With these four tips, you can improve your pull-up exercises and technique, and get more out of the exercise as a result.
4. Strengthen Your Grip
Performing a pull-up, just on its own, can greatly increase your grip strength, but you can also improve your grip strength with a pull-up bar without performing the exercise itself. In the natural pull-up position while on the ground, simply squeeze the bar as hard as you can. This can make for a good warm up to performing the pull-up, but it's also got the benefit of strengthening your hand and wrist muscles while they're in their outstretched state, as opposed to the positions they go into when you perform the full motion.
3. Tighten Your Muscles
By contracting the muscles in your stomach, you can help to not only maintain proper form throughout the pull up, but also to avoid injuries to the body. The stomach contraction that you would perform here is similar to one performed during a squat– the idea is to gain and maintain core stability, and to keep your spine aligned throughout he motion. It should be held throughout the pull-up. The additional bonus is you will strengthen your core, although not as much as you would with squatting exercises.

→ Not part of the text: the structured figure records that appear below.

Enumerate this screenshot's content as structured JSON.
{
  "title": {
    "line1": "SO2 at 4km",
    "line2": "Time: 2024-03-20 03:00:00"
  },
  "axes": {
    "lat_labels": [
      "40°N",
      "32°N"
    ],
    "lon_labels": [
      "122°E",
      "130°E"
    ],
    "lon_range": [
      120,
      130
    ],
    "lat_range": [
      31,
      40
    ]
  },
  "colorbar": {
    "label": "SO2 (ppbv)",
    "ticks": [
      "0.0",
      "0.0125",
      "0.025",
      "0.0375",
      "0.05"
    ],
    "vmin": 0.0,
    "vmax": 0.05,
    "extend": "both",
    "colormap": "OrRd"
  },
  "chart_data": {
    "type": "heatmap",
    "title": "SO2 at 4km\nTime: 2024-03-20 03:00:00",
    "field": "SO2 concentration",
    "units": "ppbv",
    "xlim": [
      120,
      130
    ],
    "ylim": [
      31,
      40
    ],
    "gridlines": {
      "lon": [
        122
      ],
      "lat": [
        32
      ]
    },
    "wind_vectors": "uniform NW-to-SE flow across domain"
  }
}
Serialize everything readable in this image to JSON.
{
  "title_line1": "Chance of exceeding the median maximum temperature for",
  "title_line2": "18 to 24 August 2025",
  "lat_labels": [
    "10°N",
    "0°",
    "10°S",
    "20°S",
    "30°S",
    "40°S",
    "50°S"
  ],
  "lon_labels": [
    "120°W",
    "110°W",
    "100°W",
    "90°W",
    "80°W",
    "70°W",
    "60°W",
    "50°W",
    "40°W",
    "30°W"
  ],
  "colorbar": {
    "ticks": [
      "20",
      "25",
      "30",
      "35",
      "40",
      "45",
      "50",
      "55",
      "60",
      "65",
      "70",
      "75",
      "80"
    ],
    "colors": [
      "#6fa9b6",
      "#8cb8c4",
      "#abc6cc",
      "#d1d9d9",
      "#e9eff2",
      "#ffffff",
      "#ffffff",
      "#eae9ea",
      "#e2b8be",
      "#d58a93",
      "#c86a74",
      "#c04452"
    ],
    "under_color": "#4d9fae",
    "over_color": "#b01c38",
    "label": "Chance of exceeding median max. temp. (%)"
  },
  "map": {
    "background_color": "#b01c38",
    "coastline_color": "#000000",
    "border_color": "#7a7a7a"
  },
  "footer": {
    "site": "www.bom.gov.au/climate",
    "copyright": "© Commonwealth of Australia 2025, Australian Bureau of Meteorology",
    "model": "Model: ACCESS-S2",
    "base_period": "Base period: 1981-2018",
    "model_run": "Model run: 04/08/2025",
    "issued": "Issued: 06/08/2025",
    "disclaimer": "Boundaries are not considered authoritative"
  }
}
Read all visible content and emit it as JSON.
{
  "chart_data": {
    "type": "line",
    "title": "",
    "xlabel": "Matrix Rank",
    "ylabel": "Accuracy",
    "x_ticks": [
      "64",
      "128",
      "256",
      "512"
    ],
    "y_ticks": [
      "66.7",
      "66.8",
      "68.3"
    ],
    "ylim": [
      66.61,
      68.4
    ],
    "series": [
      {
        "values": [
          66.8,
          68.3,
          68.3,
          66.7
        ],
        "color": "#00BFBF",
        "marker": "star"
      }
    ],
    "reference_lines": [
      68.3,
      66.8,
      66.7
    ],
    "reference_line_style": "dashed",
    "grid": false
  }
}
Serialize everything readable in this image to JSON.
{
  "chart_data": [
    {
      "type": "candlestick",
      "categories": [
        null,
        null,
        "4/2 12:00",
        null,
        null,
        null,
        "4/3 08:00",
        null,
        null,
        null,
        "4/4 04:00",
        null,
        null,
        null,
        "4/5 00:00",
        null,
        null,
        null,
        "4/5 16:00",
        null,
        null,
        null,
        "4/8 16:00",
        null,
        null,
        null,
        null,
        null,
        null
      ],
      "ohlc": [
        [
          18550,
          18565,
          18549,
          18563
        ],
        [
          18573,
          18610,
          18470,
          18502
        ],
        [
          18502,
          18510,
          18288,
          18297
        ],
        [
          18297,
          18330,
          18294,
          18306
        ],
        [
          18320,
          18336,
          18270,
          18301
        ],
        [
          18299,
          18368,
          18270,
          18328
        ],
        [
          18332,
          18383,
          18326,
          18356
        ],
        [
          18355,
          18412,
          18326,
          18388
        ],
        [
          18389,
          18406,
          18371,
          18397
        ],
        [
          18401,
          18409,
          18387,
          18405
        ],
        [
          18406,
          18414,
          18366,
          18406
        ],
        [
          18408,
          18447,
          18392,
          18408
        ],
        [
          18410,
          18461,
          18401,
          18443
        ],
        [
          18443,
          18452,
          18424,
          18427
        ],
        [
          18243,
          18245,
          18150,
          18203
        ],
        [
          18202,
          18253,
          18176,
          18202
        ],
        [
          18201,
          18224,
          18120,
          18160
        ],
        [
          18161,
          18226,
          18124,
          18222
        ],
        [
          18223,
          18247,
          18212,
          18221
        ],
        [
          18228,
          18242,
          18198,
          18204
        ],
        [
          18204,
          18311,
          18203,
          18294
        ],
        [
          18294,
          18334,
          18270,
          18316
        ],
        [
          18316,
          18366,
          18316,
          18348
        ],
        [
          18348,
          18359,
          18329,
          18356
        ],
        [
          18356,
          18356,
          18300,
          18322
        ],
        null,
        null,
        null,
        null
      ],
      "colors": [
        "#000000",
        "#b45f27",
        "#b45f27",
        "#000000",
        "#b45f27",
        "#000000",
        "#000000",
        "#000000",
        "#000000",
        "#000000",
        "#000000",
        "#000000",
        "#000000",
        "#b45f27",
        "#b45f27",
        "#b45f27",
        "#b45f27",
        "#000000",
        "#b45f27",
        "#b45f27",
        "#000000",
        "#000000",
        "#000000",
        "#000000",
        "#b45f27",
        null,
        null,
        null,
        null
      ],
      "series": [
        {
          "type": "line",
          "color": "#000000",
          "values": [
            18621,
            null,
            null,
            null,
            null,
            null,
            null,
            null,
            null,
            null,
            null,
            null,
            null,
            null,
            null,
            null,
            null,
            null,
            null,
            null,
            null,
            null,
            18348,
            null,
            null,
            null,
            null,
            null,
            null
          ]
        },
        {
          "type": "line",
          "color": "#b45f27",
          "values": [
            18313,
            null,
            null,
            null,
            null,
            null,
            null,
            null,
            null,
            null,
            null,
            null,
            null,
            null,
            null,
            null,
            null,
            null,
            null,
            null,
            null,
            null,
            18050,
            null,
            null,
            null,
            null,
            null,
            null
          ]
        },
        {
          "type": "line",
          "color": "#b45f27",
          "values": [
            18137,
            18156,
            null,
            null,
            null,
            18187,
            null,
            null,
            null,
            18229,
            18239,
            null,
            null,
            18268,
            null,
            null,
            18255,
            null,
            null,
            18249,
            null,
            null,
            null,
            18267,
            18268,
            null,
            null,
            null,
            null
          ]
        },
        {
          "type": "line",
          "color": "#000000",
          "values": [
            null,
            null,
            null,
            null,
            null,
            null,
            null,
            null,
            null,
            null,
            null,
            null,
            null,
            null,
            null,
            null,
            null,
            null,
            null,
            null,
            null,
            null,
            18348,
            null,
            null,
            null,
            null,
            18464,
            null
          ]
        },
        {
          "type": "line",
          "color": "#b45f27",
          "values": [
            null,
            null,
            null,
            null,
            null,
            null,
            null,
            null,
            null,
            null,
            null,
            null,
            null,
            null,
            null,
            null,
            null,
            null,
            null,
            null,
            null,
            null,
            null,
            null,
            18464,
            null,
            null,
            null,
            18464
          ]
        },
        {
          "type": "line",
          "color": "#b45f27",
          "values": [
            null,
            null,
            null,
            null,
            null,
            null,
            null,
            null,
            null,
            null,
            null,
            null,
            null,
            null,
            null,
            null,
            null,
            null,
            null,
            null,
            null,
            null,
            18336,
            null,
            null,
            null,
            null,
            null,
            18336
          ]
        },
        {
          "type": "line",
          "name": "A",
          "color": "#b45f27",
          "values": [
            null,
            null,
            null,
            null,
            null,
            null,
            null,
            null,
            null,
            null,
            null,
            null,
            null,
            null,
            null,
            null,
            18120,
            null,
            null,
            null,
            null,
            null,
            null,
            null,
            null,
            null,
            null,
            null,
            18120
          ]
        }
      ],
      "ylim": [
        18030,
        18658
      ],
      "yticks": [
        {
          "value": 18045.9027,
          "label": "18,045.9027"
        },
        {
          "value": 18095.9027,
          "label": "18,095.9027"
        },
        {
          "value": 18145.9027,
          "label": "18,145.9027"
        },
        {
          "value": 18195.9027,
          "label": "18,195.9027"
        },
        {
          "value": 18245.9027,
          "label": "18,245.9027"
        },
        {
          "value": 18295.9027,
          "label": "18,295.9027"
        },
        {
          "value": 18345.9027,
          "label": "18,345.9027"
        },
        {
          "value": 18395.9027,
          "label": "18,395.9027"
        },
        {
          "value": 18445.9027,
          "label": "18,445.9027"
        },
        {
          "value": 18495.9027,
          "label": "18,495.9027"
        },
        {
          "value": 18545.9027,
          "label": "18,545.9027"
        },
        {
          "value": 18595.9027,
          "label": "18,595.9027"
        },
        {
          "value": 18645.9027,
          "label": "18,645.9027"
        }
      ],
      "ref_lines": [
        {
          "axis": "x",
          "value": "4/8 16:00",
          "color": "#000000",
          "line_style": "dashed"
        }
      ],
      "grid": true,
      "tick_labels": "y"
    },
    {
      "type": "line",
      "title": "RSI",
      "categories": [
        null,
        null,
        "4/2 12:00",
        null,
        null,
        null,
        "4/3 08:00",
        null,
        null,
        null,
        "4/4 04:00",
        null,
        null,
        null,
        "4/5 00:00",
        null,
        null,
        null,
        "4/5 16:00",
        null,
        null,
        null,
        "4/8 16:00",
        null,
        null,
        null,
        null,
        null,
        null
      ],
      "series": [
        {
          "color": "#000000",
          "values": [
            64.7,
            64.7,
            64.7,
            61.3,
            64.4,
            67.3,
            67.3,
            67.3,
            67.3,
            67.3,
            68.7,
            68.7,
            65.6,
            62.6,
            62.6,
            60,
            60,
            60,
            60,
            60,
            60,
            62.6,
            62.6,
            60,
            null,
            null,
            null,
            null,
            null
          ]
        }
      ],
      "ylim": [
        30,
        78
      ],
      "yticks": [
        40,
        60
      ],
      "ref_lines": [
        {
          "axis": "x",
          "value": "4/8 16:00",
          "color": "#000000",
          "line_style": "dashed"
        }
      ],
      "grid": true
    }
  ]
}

2. Keep Your Lower Body Stable
Clenching your glutes, and keeping your tights together, has the benefit of keeping you from swinging your legs while you perform the routine. Like the core tightening, keeping your glutes and thighs tight throughout the pull up is the best course of action. More tension means more stability, and more safety.
1. Make Your Body Rigid
Combining the second and third tips will make your entire body rigid, more or less. Tensing all of the muscles in your body should be performed throughout the exercise. It's also a good idea to lower yourself slowly as you descend, as opposed to a quick drop. Not only is it safer and easier on your arms, but the tension of slowly lowering yourself helps to build your arm and back muscles. This sort of slow lowering technique can also work with other exercises, like pushups and squats.
Remember to Breathe!
Breathing is always an important part of any strength training. Exhale when you pull yourself up, and inhale on the way down for a stronger core, and more oxygen for the body.